Among them there was a black-and-white one, with a patch of scarlet on the back of his head, who called, "Ping," as if he were speaking through his nose. There was one with slender bill and bobbed-off tail, black cap and white breast, grunting, "Yank yank," softly, as he ate.
But there was none to come who was braver or happier than Chick, D.D., and none who sang so gayly. After that good Christmas feast he and his flock returned each day; and when, in due time, the ice melted from the branches, it wasn't just suet they ate. It was other things, too.
That is how it happened that when, early in the spring, the Farmer Boy examined the apple-twigs, to see whether he should put on a nicotine spray for the aphids and an arsenical spray for the tent caterpillars, he couldn't find enough aphids to spray or enough caterpillars, either. Chick, D.D. and his flock had eaten their eggs.

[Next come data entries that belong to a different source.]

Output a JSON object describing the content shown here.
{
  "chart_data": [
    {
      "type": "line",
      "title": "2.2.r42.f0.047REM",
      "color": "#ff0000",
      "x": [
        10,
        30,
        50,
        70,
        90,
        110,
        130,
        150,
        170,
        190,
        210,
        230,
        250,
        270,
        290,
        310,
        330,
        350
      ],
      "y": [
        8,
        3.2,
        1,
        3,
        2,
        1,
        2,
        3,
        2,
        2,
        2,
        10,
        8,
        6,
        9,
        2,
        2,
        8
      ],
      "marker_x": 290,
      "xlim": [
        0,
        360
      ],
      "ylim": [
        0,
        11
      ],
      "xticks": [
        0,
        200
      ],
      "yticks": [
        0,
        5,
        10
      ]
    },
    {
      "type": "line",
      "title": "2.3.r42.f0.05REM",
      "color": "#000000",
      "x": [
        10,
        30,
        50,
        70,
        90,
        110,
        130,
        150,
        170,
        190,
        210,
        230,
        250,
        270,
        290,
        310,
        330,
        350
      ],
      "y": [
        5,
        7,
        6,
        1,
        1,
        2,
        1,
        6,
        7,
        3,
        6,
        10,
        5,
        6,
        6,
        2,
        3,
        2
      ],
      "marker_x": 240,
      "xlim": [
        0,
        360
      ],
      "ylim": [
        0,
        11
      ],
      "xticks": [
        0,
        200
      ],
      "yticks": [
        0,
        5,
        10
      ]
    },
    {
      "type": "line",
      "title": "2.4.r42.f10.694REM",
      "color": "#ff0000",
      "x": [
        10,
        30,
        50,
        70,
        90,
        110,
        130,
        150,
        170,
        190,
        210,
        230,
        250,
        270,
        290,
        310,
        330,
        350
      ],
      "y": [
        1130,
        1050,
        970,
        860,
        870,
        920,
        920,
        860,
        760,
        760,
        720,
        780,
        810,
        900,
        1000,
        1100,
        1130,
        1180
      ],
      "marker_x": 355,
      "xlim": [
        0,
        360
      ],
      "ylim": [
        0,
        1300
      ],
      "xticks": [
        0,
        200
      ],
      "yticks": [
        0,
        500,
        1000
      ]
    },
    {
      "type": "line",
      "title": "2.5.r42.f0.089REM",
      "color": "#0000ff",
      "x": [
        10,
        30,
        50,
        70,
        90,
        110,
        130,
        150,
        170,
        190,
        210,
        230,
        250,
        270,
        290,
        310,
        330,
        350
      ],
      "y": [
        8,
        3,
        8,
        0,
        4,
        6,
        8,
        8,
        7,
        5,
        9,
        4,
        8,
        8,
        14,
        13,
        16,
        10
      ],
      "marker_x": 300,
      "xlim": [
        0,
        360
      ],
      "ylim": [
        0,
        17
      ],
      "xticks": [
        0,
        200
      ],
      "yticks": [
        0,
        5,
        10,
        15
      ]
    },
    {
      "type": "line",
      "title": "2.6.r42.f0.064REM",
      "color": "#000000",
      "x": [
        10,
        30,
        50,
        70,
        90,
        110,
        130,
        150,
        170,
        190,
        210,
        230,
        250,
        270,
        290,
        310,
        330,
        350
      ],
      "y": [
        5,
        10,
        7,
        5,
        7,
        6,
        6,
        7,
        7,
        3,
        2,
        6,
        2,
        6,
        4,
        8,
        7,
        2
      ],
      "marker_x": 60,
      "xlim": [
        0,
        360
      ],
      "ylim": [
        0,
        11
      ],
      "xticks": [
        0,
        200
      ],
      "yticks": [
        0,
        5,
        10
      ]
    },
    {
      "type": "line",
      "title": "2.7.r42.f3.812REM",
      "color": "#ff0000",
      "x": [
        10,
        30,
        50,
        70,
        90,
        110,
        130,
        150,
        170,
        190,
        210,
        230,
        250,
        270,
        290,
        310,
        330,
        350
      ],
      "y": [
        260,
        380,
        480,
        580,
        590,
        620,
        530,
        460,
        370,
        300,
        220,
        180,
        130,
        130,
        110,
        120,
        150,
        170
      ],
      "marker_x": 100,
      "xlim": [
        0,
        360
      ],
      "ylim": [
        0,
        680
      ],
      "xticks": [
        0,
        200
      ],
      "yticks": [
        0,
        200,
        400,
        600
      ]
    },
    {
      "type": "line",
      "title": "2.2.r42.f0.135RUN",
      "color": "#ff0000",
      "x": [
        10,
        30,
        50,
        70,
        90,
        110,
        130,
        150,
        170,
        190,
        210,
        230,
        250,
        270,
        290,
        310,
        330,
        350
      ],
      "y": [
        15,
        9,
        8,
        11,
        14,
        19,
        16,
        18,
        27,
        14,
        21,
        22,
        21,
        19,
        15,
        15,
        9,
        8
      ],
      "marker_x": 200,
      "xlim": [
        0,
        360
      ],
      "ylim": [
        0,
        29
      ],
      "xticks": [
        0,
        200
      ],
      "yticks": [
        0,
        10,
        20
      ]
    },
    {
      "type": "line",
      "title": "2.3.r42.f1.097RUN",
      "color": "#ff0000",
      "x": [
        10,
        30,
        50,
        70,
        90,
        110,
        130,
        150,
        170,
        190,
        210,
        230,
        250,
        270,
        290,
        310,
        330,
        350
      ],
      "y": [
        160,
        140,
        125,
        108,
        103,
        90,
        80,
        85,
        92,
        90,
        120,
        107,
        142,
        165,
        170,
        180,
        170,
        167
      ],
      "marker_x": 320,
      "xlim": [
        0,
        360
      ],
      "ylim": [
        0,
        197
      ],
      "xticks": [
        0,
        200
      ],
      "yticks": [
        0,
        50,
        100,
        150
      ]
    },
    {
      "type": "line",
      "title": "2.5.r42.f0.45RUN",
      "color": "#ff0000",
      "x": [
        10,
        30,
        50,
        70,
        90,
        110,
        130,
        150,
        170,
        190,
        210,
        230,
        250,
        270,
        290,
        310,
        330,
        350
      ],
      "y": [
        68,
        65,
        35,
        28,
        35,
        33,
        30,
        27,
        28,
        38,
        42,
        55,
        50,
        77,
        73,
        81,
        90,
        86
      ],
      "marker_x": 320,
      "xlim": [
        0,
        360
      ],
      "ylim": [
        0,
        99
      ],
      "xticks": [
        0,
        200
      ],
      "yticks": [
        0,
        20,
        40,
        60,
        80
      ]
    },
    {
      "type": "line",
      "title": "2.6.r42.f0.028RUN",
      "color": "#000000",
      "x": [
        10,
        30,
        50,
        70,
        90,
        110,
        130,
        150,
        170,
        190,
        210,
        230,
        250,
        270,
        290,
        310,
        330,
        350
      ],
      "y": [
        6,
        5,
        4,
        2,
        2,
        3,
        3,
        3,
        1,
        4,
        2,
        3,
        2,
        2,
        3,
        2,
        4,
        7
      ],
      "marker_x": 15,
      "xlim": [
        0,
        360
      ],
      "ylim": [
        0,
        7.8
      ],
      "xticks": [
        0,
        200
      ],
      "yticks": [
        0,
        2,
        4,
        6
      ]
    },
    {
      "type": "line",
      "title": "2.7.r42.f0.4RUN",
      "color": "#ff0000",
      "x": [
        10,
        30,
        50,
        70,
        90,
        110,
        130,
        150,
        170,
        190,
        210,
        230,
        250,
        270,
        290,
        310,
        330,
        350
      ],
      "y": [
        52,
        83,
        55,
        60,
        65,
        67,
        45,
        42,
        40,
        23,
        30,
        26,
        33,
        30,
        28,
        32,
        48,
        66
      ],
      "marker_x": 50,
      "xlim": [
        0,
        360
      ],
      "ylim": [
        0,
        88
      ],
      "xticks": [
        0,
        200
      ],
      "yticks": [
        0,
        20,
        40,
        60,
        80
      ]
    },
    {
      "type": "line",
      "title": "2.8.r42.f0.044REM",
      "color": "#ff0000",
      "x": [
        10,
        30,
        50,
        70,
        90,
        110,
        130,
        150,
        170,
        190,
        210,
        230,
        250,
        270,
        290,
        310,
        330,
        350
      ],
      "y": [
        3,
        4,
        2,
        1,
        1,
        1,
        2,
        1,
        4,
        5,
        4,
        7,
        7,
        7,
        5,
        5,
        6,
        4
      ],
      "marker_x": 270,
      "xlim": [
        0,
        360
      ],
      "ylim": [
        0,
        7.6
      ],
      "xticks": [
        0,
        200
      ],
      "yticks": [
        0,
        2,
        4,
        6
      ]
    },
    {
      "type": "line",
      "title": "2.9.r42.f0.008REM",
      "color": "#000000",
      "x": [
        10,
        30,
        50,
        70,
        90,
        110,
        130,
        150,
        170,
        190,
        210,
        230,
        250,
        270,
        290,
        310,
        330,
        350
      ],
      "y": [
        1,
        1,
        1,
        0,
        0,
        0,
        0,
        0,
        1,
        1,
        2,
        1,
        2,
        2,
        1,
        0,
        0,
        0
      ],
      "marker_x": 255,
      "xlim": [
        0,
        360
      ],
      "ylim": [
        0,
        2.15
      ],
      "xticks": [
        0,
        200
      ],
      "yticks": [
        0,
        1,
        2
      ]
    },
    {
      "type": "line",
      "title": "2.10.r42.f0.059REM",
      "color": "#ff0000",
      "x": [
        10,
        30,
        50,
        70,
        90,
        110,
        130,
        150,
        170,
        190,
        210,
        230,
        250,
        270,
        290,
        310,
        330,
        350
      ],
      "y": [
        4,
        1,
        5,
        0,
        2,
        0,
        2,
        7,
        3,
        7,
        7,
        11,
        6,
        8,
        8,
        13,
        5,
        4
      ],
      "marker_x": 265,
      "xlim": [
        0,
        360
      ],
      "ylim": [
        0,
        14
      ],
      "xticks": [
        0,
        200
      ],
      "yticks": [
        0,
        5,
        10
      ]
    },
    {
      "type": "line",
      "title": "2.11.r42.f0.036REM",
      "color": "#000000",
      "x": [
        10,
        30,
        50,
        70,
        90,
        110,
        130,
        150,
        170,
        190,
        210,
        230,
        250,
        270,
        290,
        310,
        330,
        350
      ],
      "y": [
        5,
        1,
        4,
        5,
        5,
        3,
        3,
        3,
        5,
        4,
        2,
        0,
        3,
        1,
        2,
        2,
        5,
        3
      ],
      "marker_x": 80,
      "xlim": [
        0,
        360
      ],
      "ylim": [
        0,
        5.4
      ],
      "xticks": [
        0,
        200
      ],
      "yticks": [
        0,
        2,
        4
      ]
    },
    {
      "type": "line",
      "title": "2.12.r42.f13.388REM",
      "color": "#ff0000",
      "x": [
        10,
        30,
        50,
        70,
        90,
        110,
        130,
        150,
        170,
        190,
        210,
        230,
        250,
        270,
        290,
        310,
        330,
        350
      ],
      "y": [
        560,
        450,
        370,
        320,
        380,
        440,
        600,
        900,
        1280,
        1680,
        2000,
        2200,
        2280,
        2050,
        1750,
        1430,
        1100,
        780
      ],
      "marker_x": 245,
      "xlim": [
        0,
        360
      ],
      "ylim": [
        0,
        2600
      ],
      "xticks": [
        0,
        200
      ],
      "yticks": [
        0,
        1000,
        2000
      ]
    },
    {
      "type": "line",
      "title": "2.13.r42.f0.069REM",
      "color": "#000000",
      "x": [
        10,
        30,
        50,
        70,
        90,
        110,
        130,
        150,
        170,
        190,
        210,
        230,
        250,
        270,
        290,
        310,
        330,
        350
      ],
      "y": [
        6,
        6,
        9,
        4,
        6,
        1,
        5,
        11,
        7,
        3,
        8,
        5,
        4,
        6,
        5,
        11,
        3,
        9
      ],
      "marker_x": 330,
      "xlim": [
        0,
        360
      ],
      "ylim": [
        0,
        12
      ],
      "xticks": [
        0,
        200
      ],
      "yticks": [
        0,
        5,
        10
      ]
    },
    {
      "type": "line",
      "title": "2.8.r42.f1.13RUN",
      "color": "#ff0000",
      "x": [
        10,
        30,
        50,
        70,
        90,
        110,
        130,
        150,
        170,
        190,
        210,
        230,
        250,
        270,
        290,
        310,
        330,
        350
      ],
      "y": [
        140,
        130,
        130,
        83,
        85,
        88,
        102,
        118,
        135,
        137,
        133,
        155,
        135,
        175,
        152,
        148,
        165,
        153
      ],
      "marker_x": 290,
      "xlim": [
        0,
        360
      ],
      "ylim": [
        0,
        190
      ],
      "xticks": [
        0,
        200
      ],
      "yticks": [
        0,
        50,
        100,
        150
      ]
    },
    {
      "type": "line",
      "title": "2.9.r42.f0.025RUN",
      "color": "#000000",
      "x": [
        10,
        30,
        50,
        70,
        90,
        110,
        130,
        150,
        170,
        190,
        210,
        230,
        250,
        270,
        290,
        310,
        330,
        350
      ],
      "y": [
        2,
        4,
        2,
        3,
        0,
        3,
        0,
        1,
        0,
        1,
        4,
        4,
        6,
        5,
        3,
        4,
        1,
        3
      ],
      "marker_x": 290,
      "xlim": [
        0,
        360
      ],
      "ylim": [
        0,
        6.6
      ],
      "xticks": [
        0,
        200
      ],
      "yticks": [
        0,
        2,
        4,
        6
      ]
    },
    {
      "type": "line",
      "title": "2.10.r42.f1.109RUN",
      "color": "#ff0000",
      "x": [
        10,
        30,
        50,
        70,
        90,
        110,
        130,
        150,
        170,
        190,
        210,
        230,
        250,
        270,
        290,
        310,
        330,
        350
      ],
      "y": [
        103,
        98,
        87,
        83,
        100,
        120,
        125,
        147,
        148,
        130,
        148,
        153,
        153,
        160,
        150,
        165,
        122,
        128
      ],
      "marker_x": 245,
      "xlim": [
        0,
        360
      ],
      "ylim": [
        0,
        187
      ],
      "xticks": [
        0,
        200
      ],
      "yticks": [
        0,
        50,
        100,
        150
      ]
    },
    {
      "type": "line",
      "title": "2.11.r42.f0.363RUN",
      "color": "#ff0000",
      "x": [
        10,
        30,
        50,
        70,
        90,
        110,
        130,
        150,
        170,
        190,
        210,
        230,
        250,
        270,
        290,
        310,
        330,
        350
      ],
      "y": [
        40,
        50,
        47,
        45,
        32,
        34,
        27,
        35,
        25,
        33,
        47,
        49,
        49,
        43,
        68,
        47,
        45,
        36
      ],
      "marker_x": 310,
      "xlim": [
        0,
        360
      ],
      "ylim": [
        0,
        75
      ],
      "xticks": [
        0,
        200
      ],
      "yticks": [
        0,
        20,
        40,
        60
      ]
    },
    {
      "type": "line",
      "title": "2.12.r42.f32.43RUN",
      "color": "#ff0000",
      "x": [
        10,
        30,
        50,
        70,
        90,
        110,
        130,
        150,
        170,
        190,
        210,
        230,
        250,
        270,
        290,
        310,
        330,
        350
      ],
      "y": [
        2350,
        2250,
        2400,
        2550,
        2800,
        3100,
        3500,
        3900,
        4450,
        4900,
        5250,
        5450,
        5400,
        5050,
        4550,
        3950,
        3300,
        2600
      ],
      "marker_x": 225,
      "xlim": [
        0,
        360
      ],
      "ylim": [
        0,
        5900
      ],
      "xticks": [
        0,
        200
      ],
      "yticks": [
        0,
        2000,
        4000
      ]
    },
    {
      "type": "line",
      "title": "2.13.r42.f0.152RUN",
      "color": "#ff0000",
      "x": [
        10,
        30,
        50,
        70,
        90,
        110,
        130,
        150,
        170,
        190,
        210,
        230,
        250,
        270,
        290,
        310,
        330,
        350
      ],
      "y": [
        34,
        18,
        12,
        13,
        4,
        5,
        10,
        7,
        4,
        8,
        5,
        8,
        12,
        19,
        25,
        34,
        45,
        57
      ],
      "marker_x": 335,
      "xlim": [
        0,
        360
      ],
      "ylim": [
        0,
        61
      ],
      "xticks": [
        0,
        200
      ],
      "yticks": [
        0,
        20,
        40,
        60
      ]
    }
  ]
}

Again, late in the summer, when it was time for the yellow-necked caterpillars, the red-humped caterpillars, the tiger caterpillars, and the rest of the hungry crew, to strip the leaves from the orchard, the Farmer Boy walked among the rows, to see how much poison he would need to buy for the August spray. And again he found that he needn't buy a single pound. Chick, D.D. and his family were tending his orchard!
Yes, Minister Chick was a servant in the good world he lived in. He saved leaves for the trees, he saved rosy apples for city girls and boys to eat, and he saved many dollars in time and spray-money for the Farmer Boy.
And all he charged was a living wage: enough suet in winter to tide him over the icy spells, and free house-rent in the old hollow post the Farmer Boy had nailed to the trunk of one of the apple trees.